Pair Corralation between BLZ and UTK

Assuming the 90 days trading horizon BLZ is expected to under-perform the UTK. But the crypto coin apears to be less risky and, when comparing its historical volatility, BLZ is 7.75 times less risky than UTK. The crypto coin trades about -0.17 of its potential returns per unit of risk. The UTK is currently generating about 0.18 of returns per unit of risk over similar time horizon. If you would invest  3.84  in UTK on January 11, 2025 and sell it today you would earn a total of  4.37  from holding UTK or generate 113.8% return on investment over 90 days.
Time Period3 Months [change]
DirectionMoves Together 
StrengthVery Weak
Accuracy100.0%
ValuesDaily Returns

BLZ  vs.  UTK

 Performance 
       Timeline  
BLZ 

Risk-Adjusted Performance

Very Weak

 
Weak
 
Strong
Over the last 90 days BLZ has generated negative risk-adjusted returns adding no value to investors with long positions. In spite of unsteady performance in the last few months, the Crypto's basic indicators remain rather sound which may send shares a bit higher in May 2025. The latest tumult may also be a sign of longer-term up-swing for BLZ shareholders.
UTK 

Risk-Adjusted Performance

OK

 
Weak
 
Strong
Compared to the overall equity markets, risk-adjusted returns on investments in UTK are ranked lower than 9 (%) of all global equities and portfolios over the last 90 days. In spite of rather unsteady forward-looking signals, UTK exhibited solid returns over the last few months and may actually be approaching a breakup point.

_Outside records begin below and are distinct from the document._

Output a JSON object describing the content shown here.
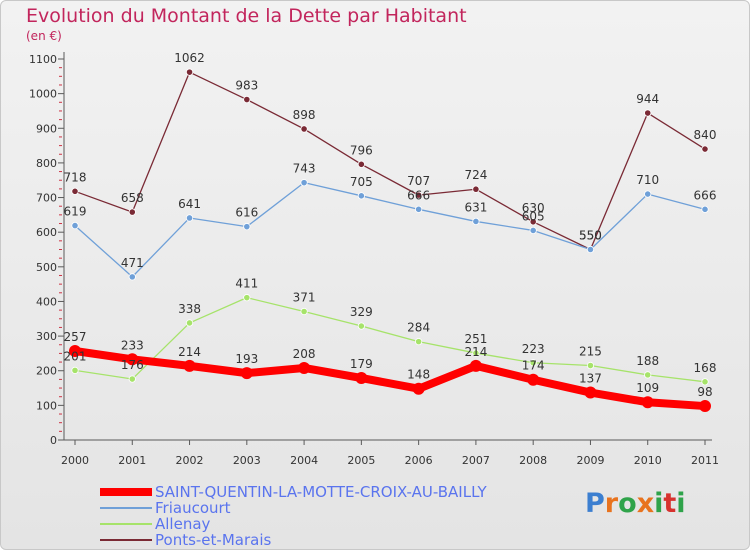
{
  "header": {
    "title": "Evolution du Montant de la Dette par Habitant",
    "subtitle": "(en €)"
  },
  "logo": {
    "text": "Proxiti"
  },
  "colors": {
    "title": "#c2255c",
    "legend_text": "#5a74ee",
    "axis": "#5a5a5a"
  },
  "chart_data": {
    "type": "line",
    "x": [
      "2000",
      "2001",
      "2002",
      "2003",
      "2004",
      "2005",
      "2006",
      "2007",
      "2008",
      "2009",
      "2010",
      "2011"
    ],
    "ylim": [
      0,
      1100
    ],
    "yticks": [
      0,
      100,
      200,
      300,
      400,
      500,
      600,
      700,
      800,
      900,
      1000,
      1100
    ],
    "grid": false,
    "legend_position": "bottom-left",
    "series": [
      {
        "name": "SAINT-QUENTIN-LA-MOTTE-CROIX-AU-BAILLY",
        "color": "#ff0000",
        "values": [
          257,
          233,
          214,
          193,
          208,
          179,
          148,
          214,
          174,
          137,
          109,
          98
        ]
      },
      {
        "name": "Friaucourt",
        "color": "#6fa0d8",
        "values": [
          619,
          471,
          641,
          616,
          743,
          705,
          666,
          631,
          605,
          550,
          710,
          666
        ]
      },
      {
        "name": "Allenay",
        "color": "#a6e36a",
        "values": [
          201,
          176,
          338,
          411,
          371,
          329,
          284,
          251,
          223,
          215,
          188,
          168
        ]
      },
      {
        "name": "Ponts-et-Marais",
        "color": "#7a2a35",
        "values": [
          718,
          658,
          1062,
          983,
          898,
          796,
          707,
          724,
          630,
          550,
          944,
          840
        ]
      }
    ]
  }
}
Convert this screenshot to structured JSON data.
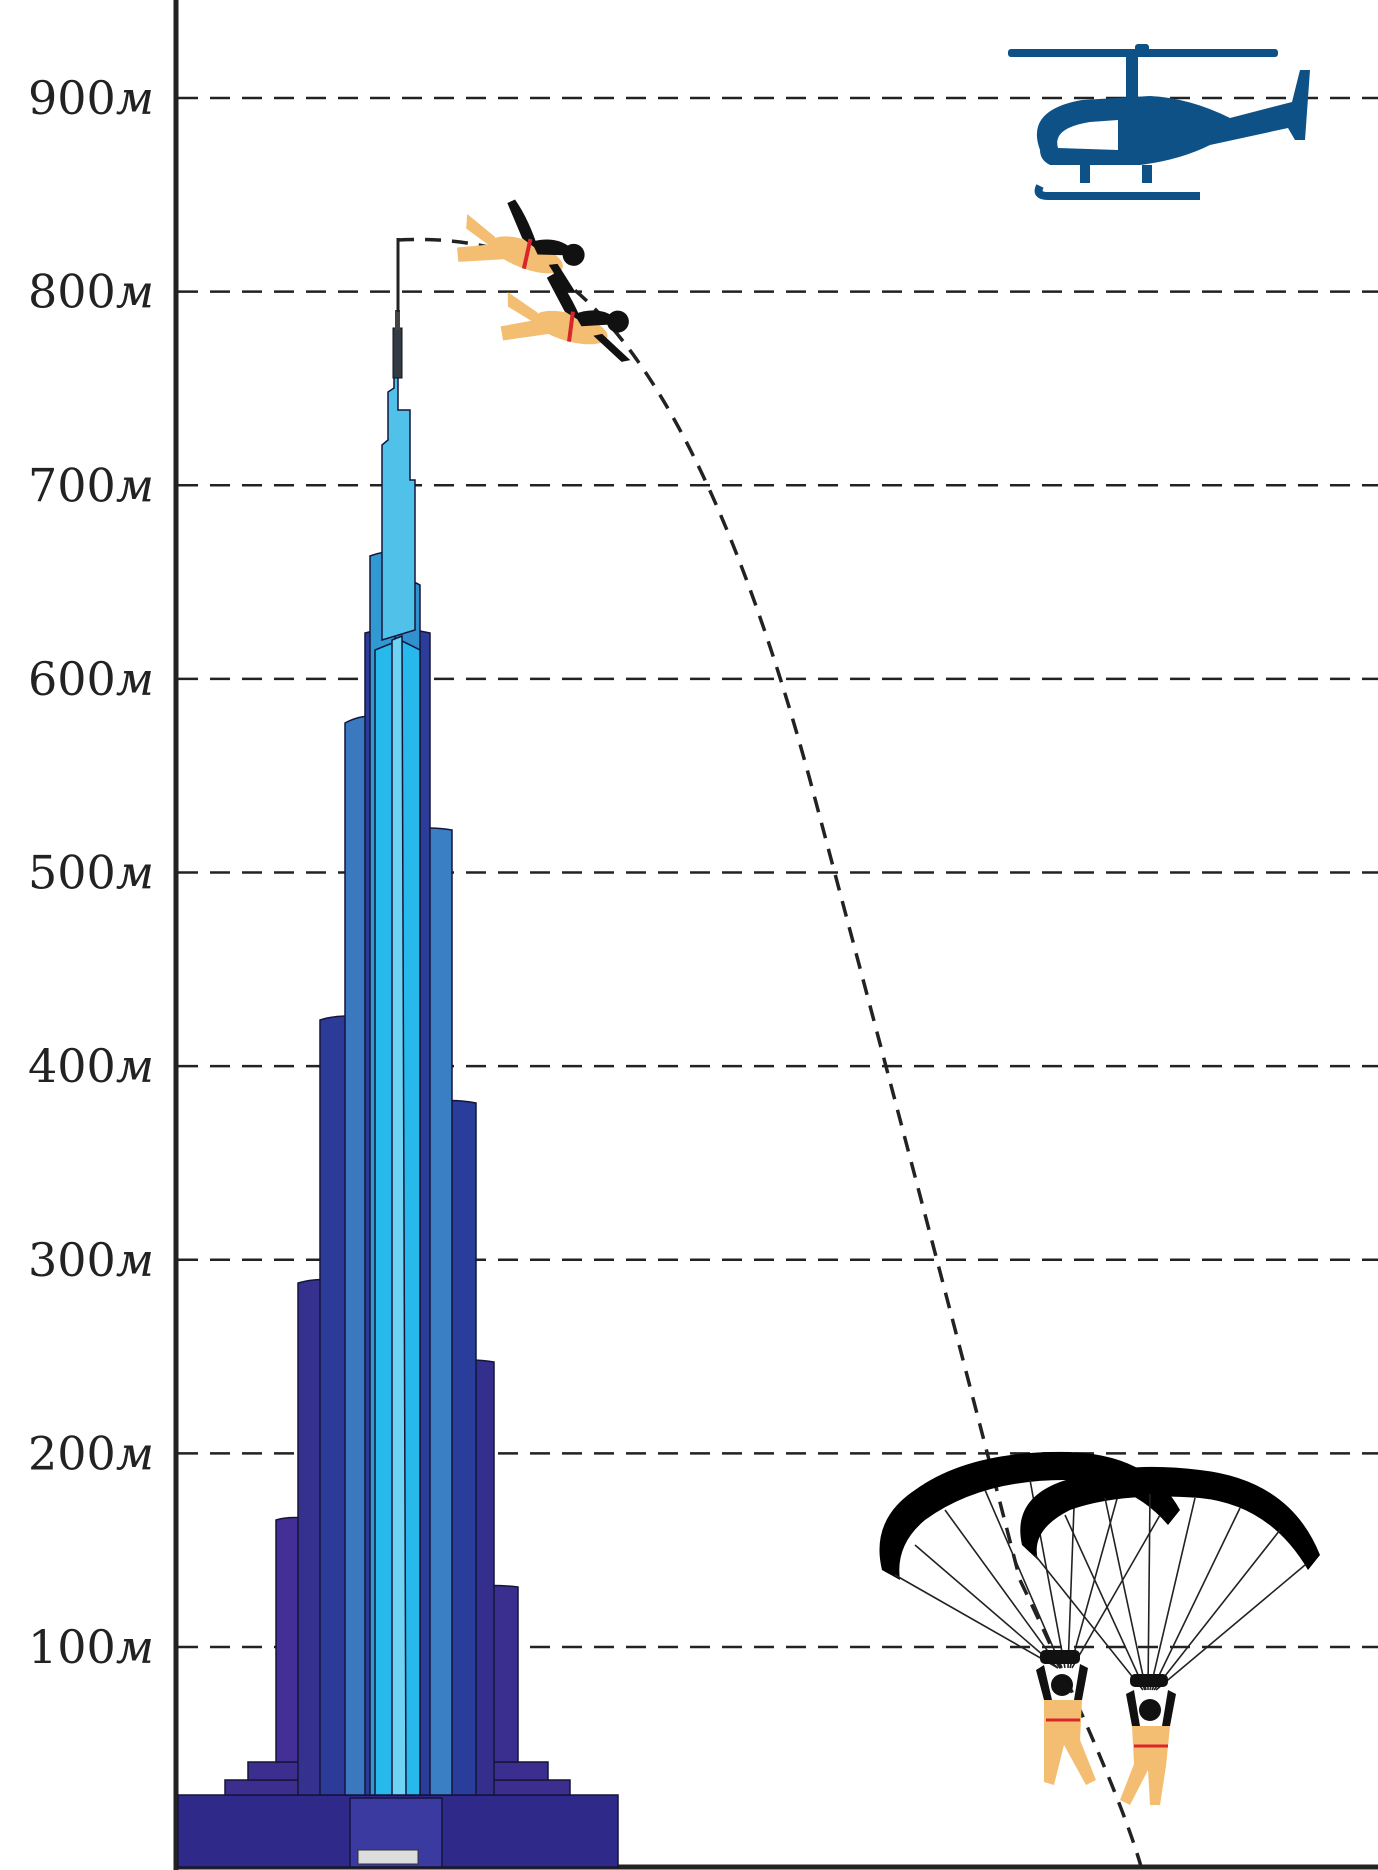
{
  "y_axis": {
    "ticks": [
      {
        "value": 900,
        "number": "900",
        "unit": "м"
      },
      {
        "value": 800,
        "number": "800",
        "unit": "м"
      },
      {
        "value": 700,
        "number": "700",
        "unit": "м"
      },
      {
        "value": 600,
        "number": "600",
        "unit": "м"
      },
      {
        "value": 500,
        "number": "500",
        "unit": "м"
      },
      {
        "value": 400,
        "number": "400",
        "unit": "м"
      },
      {
        "value": 300,
        "number": "300",
        "unit": "м"
      },
      {
        "value": 200,
        "number": "200",
        "unit": "м"
      },
      {
        "value": 100,
        "number": "100",
        "unit": "м"
      }
    ],
    "gridlines": "dashed"
  },
  "icons": [
    "skyscraper-icon",
    "helicopter-icon",
    "skydiver-icon",
    "parachute-icon"
  ],
  "colors": {
    "helicopter": "#0d5186",
    "building_base": "#3a2f8e",
    "building_mid": "#2e3f9a",
    "building_upper": "#3a7ec4",
    "building_spire": "#37b8e8",
    "skydiver_suit": "#f4be72",
    "harness_accent": "#d8262c",
    "canopy": "#000000"
  }
}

BLZ and UTK Volatility Contrast

   Predicted Return Density   
       Returns  

Pair Trading with BLZ and UTK

The main advantage of trading using opposite BLZ and UTK positions is that it hedges away some unsystematic risk. Because of two separate transactions, even if BLZ position performs unexpectedly, UTK can make up some of the losses. Pair trading also minimizes risk from directional movements in the market. For example, if an entire industry or sector drops because of unexpected headlines, the short position in UTK will offset losses from the drop in UTK's long position.
The idea behind BLZ and UTK pairs trading is to make the combined position market-neutral, meaning the overall market's direction will not affect its win or loss (or potential downside or upside). This can be achieved by designing a pairs trade with two highly correlated stocks or equities that operate in a similar space or sector, making it possible to obtain profits through simple and relatively low-risk investment.
Check out your portfolio center.
Note that this page's information should be used as a complementary analysis to find the right mix of equity instruments to add to your existing portfolios or create a brand new portfolio. You can also try the Theme Ratings module to determine theme ratings based on digital equity recommendations. Macroaxis theme ratings are based on combination of fundamental analysis and risk-adjusted market performance.